I stuck my head in the door. Donny, the big boss, was sitting behind his desk talking to Nanette, the Sales Manager. Nanette, a leggy and attractive blonde was an extremely capable and talented sales professional.
They saw me and said, “Great! You’re here…we were just talking about you. Come on in and have a seat…we want to give you your prize!” Nanette got up and pointed to her chair, “Have a seat, I’ll be right back.” And she stalked out.
Usually, prizes consisted of a cash-filled envelope. I was wondering what they had in mind.
Suddenly, Nanette reappeared lugging a big wooden spool of wire. She placed it at my feet and made a “ta-dah!” gesture and backed away. She said, “Donny and I were considering what to give you, and we thought this would be more fun for you than plain old cash.
I looked at the thing. It wasn’t exactly Love at first sight. “What is it?”
Nanette filled me in, “It’s CAT5 cable. This is as good as gold!”
My immediate thought (which I was careful not to blurt out) was, “Then why the hell didn’t you just give me gold?”
Instead, I just sat there dumbly staring at the damn thing, “Uh, what am I supposed to do with it?”
Nanette sighed with exaggerated patience, “Numbnuts, you’re supposed to sell it.”
(I was almost afraid to ask) “To who?”
Donny chimed in, “Any tradesman would be delighted to get their hands on this!”
“Uh huh…and what do I charge for it?”
Nanette smiled, “That’s the fun part! You get to set your own price!”
Great. I don’t know anyone to unload this thing on, or what to ask for it…this is going to be a real barrel of monkeys.
As I was lugging the exciting new prize out to my car, I was muttering under my breath, “You bastards probably have a glut of this crap in the warehouse, so you’re making your problem my problem.”

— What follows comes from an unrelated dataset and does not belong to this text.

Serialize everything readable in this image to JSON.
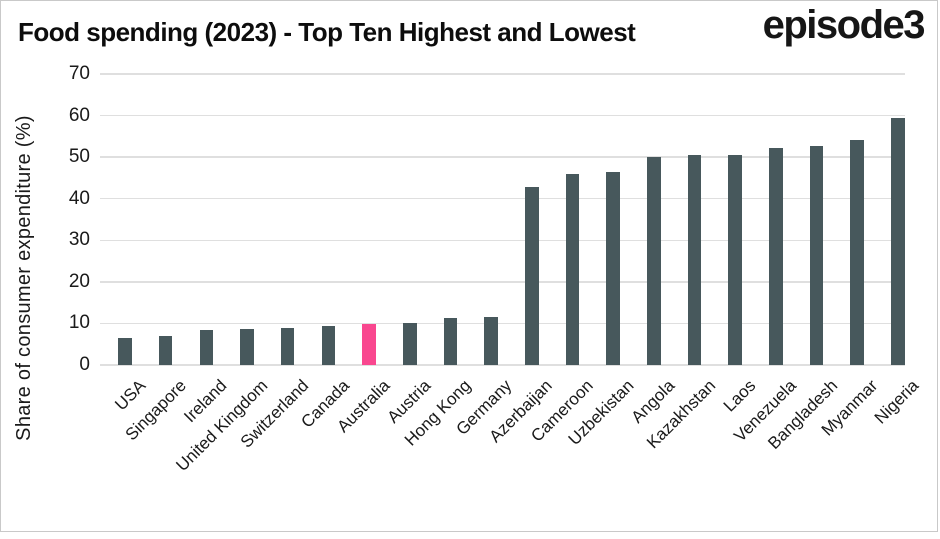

I drove a Corolla at the time (not a model renowned for its vast trunk capacity). As it was, I already had lots of stuff in there. The CAT5 pretty much took up the last of my scant trunk space. I looked down at it and shook my head, “Yeah. Fun.”

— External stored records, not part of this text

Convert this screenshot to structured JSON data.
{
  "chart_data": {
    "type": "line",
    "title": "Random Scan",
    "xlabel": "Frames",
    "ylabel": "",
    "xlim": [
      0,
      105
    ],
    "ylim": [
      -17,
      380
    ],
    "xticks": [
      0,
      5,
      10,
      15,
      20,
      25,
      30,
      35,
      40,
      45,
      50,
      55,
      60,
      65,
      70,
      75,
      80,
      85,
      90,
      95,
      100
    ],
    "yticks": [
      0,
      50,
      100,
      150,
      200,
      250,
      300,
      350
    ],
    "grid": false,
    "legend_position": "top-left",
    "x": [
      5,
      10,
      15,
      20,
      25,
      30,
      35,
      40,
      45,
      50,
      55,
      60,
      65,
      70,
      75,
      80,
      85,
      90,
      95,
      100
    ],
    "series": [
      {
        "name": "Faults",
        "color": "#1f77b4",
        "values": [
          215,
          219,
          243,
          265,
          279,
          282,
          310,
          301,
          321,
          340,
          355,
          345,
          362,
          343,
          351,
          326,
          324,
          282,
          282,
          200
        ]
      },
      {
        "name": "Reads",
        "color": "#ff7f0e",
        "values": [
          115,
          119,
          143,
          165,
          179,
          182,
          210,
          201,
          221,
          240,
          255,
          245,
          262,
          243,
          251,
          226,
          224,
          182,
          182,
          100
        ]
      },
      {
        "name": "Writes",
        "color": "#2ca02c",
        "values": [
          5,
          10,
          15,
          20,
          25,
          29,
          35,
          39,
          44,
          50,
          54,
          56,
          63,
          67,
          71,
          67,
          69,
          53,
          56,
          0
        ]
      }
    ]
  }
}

The next couple of weeks I drove around with this nagging angst of having a potential source of revenue sitting back there…and not knowing what the hell to do with it.
Early one evening I was making coffee for my home group with a friend, Chuck. I started in with my latest beef…
Chuck did a double take and said, “Wait! you have a spool of CAT5 cable!?”
(It had totally slipped my mind that Chuck was an electrician.) “Yeah, it’s in my trunk.”
He eyed me with suspicion, “What’s wrong with it?”
I was insulted, “What do you mean, “what’s wrong with it?! It’s brand new and straight from the warehouse! I won it in a sales contest. Just because it’s not an item I’d normally have, it doesn’t mean I’d pawn off some subpar crap on a friend! Jeez…some people.
“Oh, sorry. How much do you want for it?” I didn’t want to look stupid, “How much have you got?”
We started haggling like a couple of Arab traders, when Frankie walked in.
Frank, an old friend, just so happened to be a general contractor (you can’t make this up). He became interested in our conversation.
He looked at me, “Wait a second. You have a spool of CAT5 cable?!”
I nodded, “Yeah.”
He glanced at Chuck, and then back at me, “What’s wrong with it?”
As I stepped back and watched Chuck and Frank break out into a bidding war, I realized that suddenly, that pain-in-the-ass thing in my trunk was a hot commodity, and found myself wishing I had more.
After the meeting Chuck pulled his truck up to my car and we made the exchange.
I wound up getting more money than if I’d just settled for the usual envelope back at the office. On the ride home I had to smile to myself, and grudgingly admit that yeah, this had been more fun.
I didn’t relate any of this to Nanette or Donny…I didn’t want them to make a habit of paying me off with surplus building supplies.
HERE’S THE TAKEAWAY
I’m always better off when I rein in my sarcasm.
I’m especially glad I didn’t criticize my prize or disrespect Donny and Nanette’s efforts to make something fun and interesting for me.
In the end, Donny and Nanette got what they wanted.
Chuck got what he wanted.
I got what I wanted, and as a bonus, managed not to irritate anyone.
I love it when a plan comes together.